Alfred Klee joined the Zionist movement at a young age and was a member of the Great Action Committee from 1899. He is described as a brilliant speaker and belonged to the close circle of friends of Herzl , Nordaus and Wolffsohn .

He was also involved in the Jewish Community in Berlin (member of the Assembly of Representatives since 1920) and stood up for the Eastern Jews .

From 1914 he was chairman of the Zionist Association for Germany and from 1933 belonged to the Reich Representation of German Jews .

In 1931 he was involved in the trial of Count Reventlow's slanderous pamphlet on The Elders of Zion .

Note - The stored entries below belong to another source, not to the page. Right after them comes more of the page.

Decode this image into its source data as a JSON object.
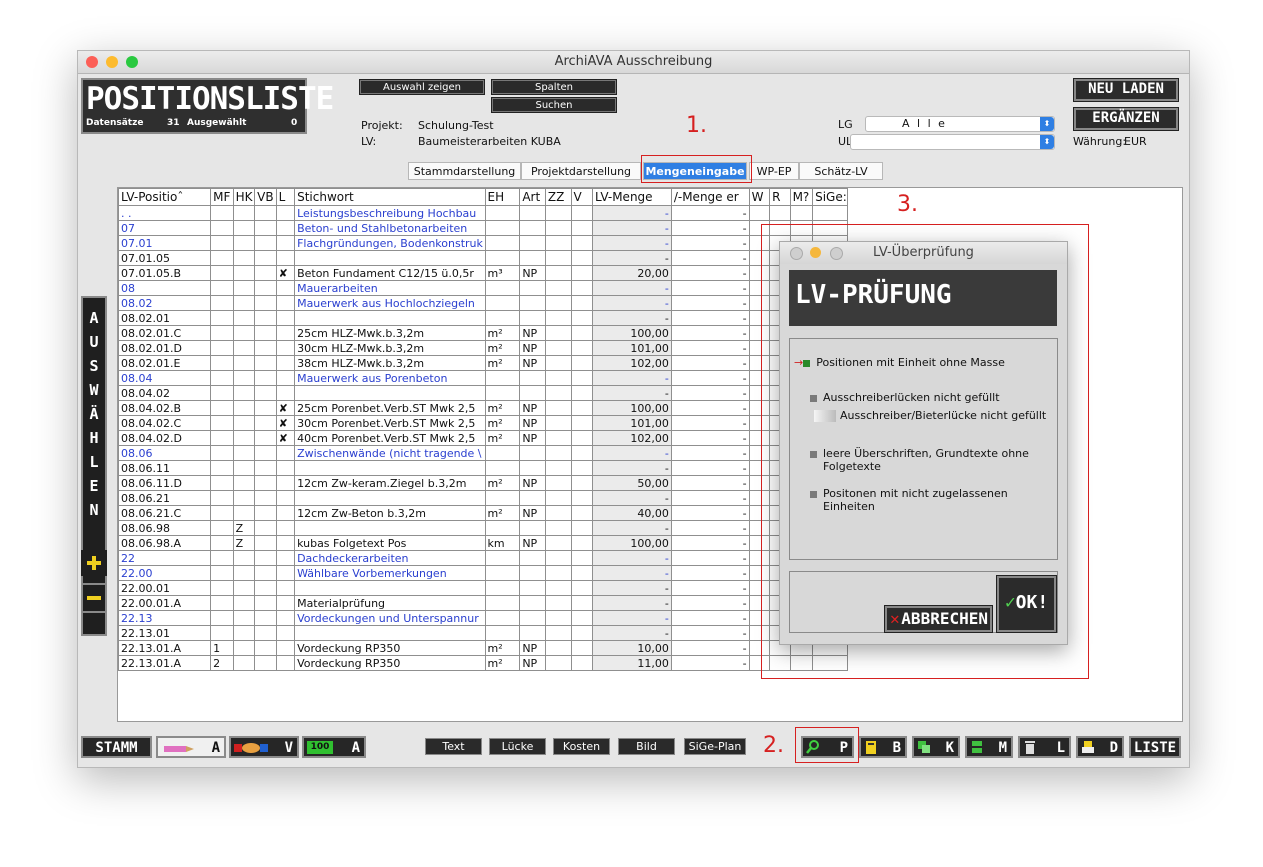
{
  "window": {
    "title": "ArchiAVA Ausschreibung"
  },
  "header": {
    "title": "POSITIONSLISTE",
    "datensaetze_label": "Datensätze",
    "datensaetze_value": "31",
    "ausgewaehlt_label": "Ausgewählt",
    "ausgewaehlt_value": "0",
    "btn_auswahl": "Auswahl zeigen",
    "btn_spalten": "Spalten",
    "btn_suchen": "Suchen",
    "projekt_label": "Projekt:",
    "projekt_value": "Schulung-Test",
    "lv_label": "LV:",
    "lv_value": "Baumeisterarbeiten KUBA",
    "lg_label": "LG",
    "lg_value": "A l l e",
    "ulg_label": "ULG",
    "ulg_value": "",
    "btn_neu_laden": "NEU LADEN",
    "btn_ergaenzen": "ERGÄNZEN",
    "waehrung_label": "Währung:",
    "waehrung_value": "EUR"
  },
  "tabs": [
    "Stammdarstellung",
    "Projektdarstellung",
    "Mengeneingabe",
    "WP-EP",
    "Schätz-LV"
  ],
  "active_tab": "Mengeneingabe",
  "columns": [
    "LV-Positioˆ",
    "MF",
    "HK",
    "VB",
    "L",
    "Stichwort",
    "EH",
    "Art",
    "ZZ",
    "V",
    "LV-Menge",
    "/-Menge er",
    "W",
    "R",
    "M?",
    "SiGe:"
  ],
  "rows": [
    {
      "pos": ". .",
      "mf": "",
      "hk": "",
      "vb": "",
      "l": "",
      "stichwort": "Leistungsbeschreibung Hochbau",
      "eh": "",
      "art": "",
      "lvm": "-",
      "em": "-",
      "blue": true
    },
    {
      "pos": "07",
      "mf": "",
      "hk": "",
      "vb": "",
      "l": "",
      "stichwort": "Beton- und Stahlbetonarbeiten",
      "eh": "",
      "art": "",
      "lvm": "-",
      "em": "-",
      "blue": true
    },
    {
      "pos": "07.01",
      "mf": "",
      "hk": "",
      "vb": "",
      "l": "",
      "stichwort": "Flachgründungen, Bodenkonstruk",
      "eh": "",
      "art": "",
      "lvm": "-",
      "em": "-",
      "blue": true
    },
    {
      "pos": "07.01.05",
      "mf": "",
      "hk": "",
      "vb": "",
      "l": "",
      "stichwort": "",
      "eh": "",
      "art": "",
      "lvm": "-",
      "em": "-",
      "blue": false
    },
    {
      "pos": "07.01.05.B",
      "mf": "",
      "hk": "",
      "vb": "",
      "l": "✘",
      "stichwort": "Beton Fundament C12/15 ü.0,5r",
      "eh": "m³",
      "art": "NP",
      "lvm": "20,00",
      "em": "-",
      "blue": false
    },
    {
      "pos": "08",
      "mf": "",
      "hk": "",
      "vb": "",
      "l": "",
      "stichwort": "Mauerarbeiten",
      "eh": "",
      "art": "",
      "lvm": "-",
      "em": "-",
      "blue": true
    },
    {
      "pos": "08.02",
      "mf": "",
      "hk": "",
      "vb": "",
      "l": "",
      "stichwort": "Mauerwerk aus Hochlochziegeln",
      "eh": "",
      "art": "",
      "lvm": "-",
      "em": "-",
      "blue": true
    },
    {
      "pos": "08.02.01",
      "mf": "",
      "hk": "",
      "vb": "",
      "l": "",
      "stichwort": "",
      "eh": "",
      "art": "",
      "lvm": "-",
      "em": "-",
      "blue": false
    },
    {
      "pos": "08.02.01.C",
      "mf": "",
      "hk": "",
      "vb": "",
      "l": "",
      "stichwort": "25cm HLZ-Mwk.b.3,2m",
      "eh": "m²",
      "art": "NP",
      "lvm": "100,00",
      "em": "-",
      "blue": false
    },
    {
      "pos": "08.02.01.D",
      "mf": "",
      "hk": "",
      "vb": "",
      "l": "",
      "stichwort": "30cm HLZ-Mwk.b.3,2m",
      "eh": "m²",
      "art": "NP",
      "lvm": "101,00",
      "em": "-",
      "blue": false
    },
    {
      "pos": "08.02.01.E",
      "mf": "",
      "hk": "",
      "vb": "",
      "l": "",
      "stichwort": "38cm HLZ-Mwk.b.3,2m",
      "eh": "m²",
      "art": "NP",
      "lvm": "102,00",
      "em": "-",
      "blue": false
    },
    {
      "pos": "08.04",
      "mf": "",
      "hk": "",
      "vb": "",
      "l": "",
      "stichwort": "Mauerwerk aus Porenbeton",
      "eh": "",
      "art": "",
      "lvm": "-",
      "em": "-",
      "blue": true
    },
    {
      "pos": "08.04.02",
      "mf": "",
      "hk": "",
      "vb": "",
      "l": "",
      "stichwort": "",
      "eh": "",
      "art": "",
      "lvm": "-",
      "em": "-",
      "blue": false
    },
    {
      "pos": "08.04.02.B",
      "mf": "",
      "hk": "",
      "vb": "",
      "l": "✘",
      "stichwort": "25cm Porenbet.Verb.ST Mwk 2,5",
      "eh": "m²",
      "art": "NP",
      "lvm": "100,00",
      "em": "-",
      "blue": false
    },
    {
      "pos": "08.04.02.C",
      "mf": "",
      "hk": "",
      "vb": "",
      "l": "✘",
      "stichwort": "30cm Porenbet.Verb.ST Mwk 2,5",
      "eh": "m²",
      "art": "NP",
      "lvm": "101,00",
      "em": "-",
      "blue": false
    },
    {
      "pos": "08.04.02.D",
      "mf": "",
      "hk": "",
      "vb": "",
      "l": "✘",
      "stichwort": "40cm Porenbet.Verb.ST Mwk 2,5",
      "eh": "m²",
      "art": "NP",
      "lvm": "102,00",
      "em": "-",
      "blue": false
    },
    {
      "pos": "08.06",
      "mf": "",
      "hk": "",
      "vb": "",
      "l": "",
      "stichwort": "Zwischenwände (nicht tragende \\",
      "eh": "",
      "art": "",
      "lvm": "-",
      "em": "-",
      "blue": true
    },
    {
      "pos": "08.06.11",
      "mf": "",
      "hk": "",
      "vb": "",
      "l": "",
      "stichwort": "",
      "eh": "",
      "art": "",
      "lvm": "-",
      "em": "-",
      "blue": false
    },
    {
      "pos": "08.06.11.D",
      "mf": "",
      "hk": "",
      "vb": "",
      "l": "",
      "stichwort": "12cm Zw-keram.Ziegel b.3,2m",
      "eh": "m²",
      "art": "NP",
      "lvm": "50,00",
      "em": "-",
      "blue": false
    },
    {
      "pos": "08.06.21",
      "mf": "",
      "hk": "",
      "vb": "",
      "l": "",
      "stichwort": "",
      "eh": "",
      "art": "",
      "lvm": "-",
      "em": "-",
      "blue": false
    },
    {
      "pos": "08.06.21.C",
      "mf": "",
      "hk": "",
      "vb": "",
      "l": "",
      "stichwort": "12cm Zw-Beton b.3,2m",
      "eh": "m²",
      "art": "NP",
      "lvm": "40,00",
      "em": "-",
      "blue": false
    },
    {
      "pos": "08.06.98",
      "mf": "",
      "hk": "Z",
      "vb": "",
      "l": "",
      "stichwort": "",
      "eh": "",
      "art": "",
      "lvm": "-",
      "em": "-",
      "blue": false
    },
    {
      "pos": "08.06.98.A",
      "mf": "",
      "hk": "Z",
      "vb": "",
      "l": "",
      "stichwort": "kubas Folgetext Pos",
      "eh": "km",
      "art": "NP",
      "lvm": "100,00",
      "em": "-",
      "blue": false
    },
    {
      "pos": "22",
      "mf": "",
      "hk": "",
      "vb": "",
      "l": "",
      "stichwort": "Dachdeckerarbeiten",
      "eh": "",
      "art": "",
      "lvm": "-",
      "em": "-",
      "blue": true
    },
    {
      "pos": "22.00",
      "mf": "",
      "hk": "",
      "vb": "",
      "l": "",
      "stichwort": "Wählbare Vorbemerkungen",
      "eh": "",
      "art": "",
      "lvm": "-",
      "em": "-",
      "blue": true
    },
    {
      "pos": "22.00.01",
      "mf": "",
      "hk": "",
      "vb": "",
      "l": "",
      "stichwort": "",
      "eh": "",
      "art": "",
      "lvm": "-",
      "em": "-",
      "blue": false
    },
    {
      "pos": "22.00.01.A",
      "mf": "",
      "hk": "",
      "vb": "",
      "l": "",
      "stichwort": "Materialprüfung",
      "eh": "",
      "art": "",
      "lvm": "-",
      "em": "-",
      "blue": false
    },
    {
      "pos": "22.13",
      "mf": "",
      "hk": "",
      "vb": "",
      "l": "",
      "stichwort": "Vordeckungen und Unterspannur",
      "eh": "",
      "art": "",
      "lvm": "-",
      "em": "-",
      "blue": true
    },
    {
      "pos": "22.13.01",
      "mf": "",
      "hk": "",
      "vb": "",
      "l": "",
      "stichwort": "",
      "eh": "",
      "art": "",
      "lvm": "-",
      "em": "-",
      "blue": false
    },
    {
      "pos": "22.13.01.A",
      "mf": "1",
      "hk": "",
      "vb": "",
      "l": "",
      "stichwort": "Vordeckung RP350",
      "eh": "m²",
      "art": "NP",
      "lvm": "10,00",
      "em": "-",
      "blue": false
    },
    {
      "pos": "22.13.01.A",
      "mf": "2",
      "hk": "",
      "vb": "",
      "l": "",
      "stichwort": "Vordeckung RP350",
      "eh": "m²",
      "art": "NP",
      "lvm": "11,00",
      "em": "-",
      "blue": false
    }
  ],
  "leftbar": [
    "A",
    "U",
    "S",
    "W",
    "Ä",
    "H",
    "L",
    "E",
    "N"
  ],
  "bottom": {
    "stamm": "STAMM",
    "a": "A",
    "v": "V",
    "a2": "A",
    "a2_icon_text": "100",
    "text": "Text",
    "luecke": "Lücke",
    "kosten": "Kosten",
    "bild": "Bild",
    "sige": "SiGe-Plan",
    "p": "P",
    "b": "B",
    "k": "K",
    "m": "M",
    "l": "L",
    "d": "D",
    "liste": "LISTE"
  },
  "annotations": {
    "one": "1.",
    "two": "2.",
    "three": "3."
  },
  "dialog": {
    "title": "LV-Überprüfung",
    "banner": "LV-PRÜFUNG",
    "opt1": "Positionen mit Einheit ohne Masse",
    "opt2": "Ausschreiberlücken nicht gefüllt",
    "opt2b": "Ausschreiber/Bieterlücke nicht gefüllt",
    "opt3": "leere Überschriften, Grundtexte ohne Folgetexte",
    "opt4": "Positonen mit nicht zugelassenen Einheiten",
    "cancel": "ABBRECHEN",
    "ok": "OK!"
  },
  "colors": {
    "accent": "#2f7fe3",
    "annotation": "#d62020",
    "link_text": "#2a3fcf"
  }
}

In 1938 he fled to the Netherlands , where he was deported to Westerbork in 1943.

family

Klee had been married to Teresa Stargardt since 1899, who died of starvation on March 25, 1945 in the Bergen-Belsen concentration camp , shortly before the camp was liberated. The daughters Esther (1900–1980) and Ruth Judith (1901–1942) as well as the son Hans (1906–1958) emerged from the marriage. Esther, who became known as Esther Eugenie Klee-Rawidowicz after her marriage to the philosopher Simon Rawidowicz , was a biologist and focused on researching cancer tissue cultures. The younger daughter was married to the long-time press chief of the Prussian state government, Hans Goslar , with whom she had two daughters, Chana and Rahel (the former appears in Anne Frank's diary as Lies Goosens). The son-in-law also died in the Bergen-Belsen concentration camp.

literature

  • E. Rawidowicz: “Alfred Klee”, in: Ernst Gottfried Löwenthal: Probation in Downfall , 1965, pp. 94–97.

Individual evidence

  1. John F. Oppenheimer (Red.) And a .: Lexicon of Judaism. 2nd Edition. Bertelsmann Lexikon Verlag, Gütersloh u. a. 1971, ISBN 3-570-05964-2 , col. 384.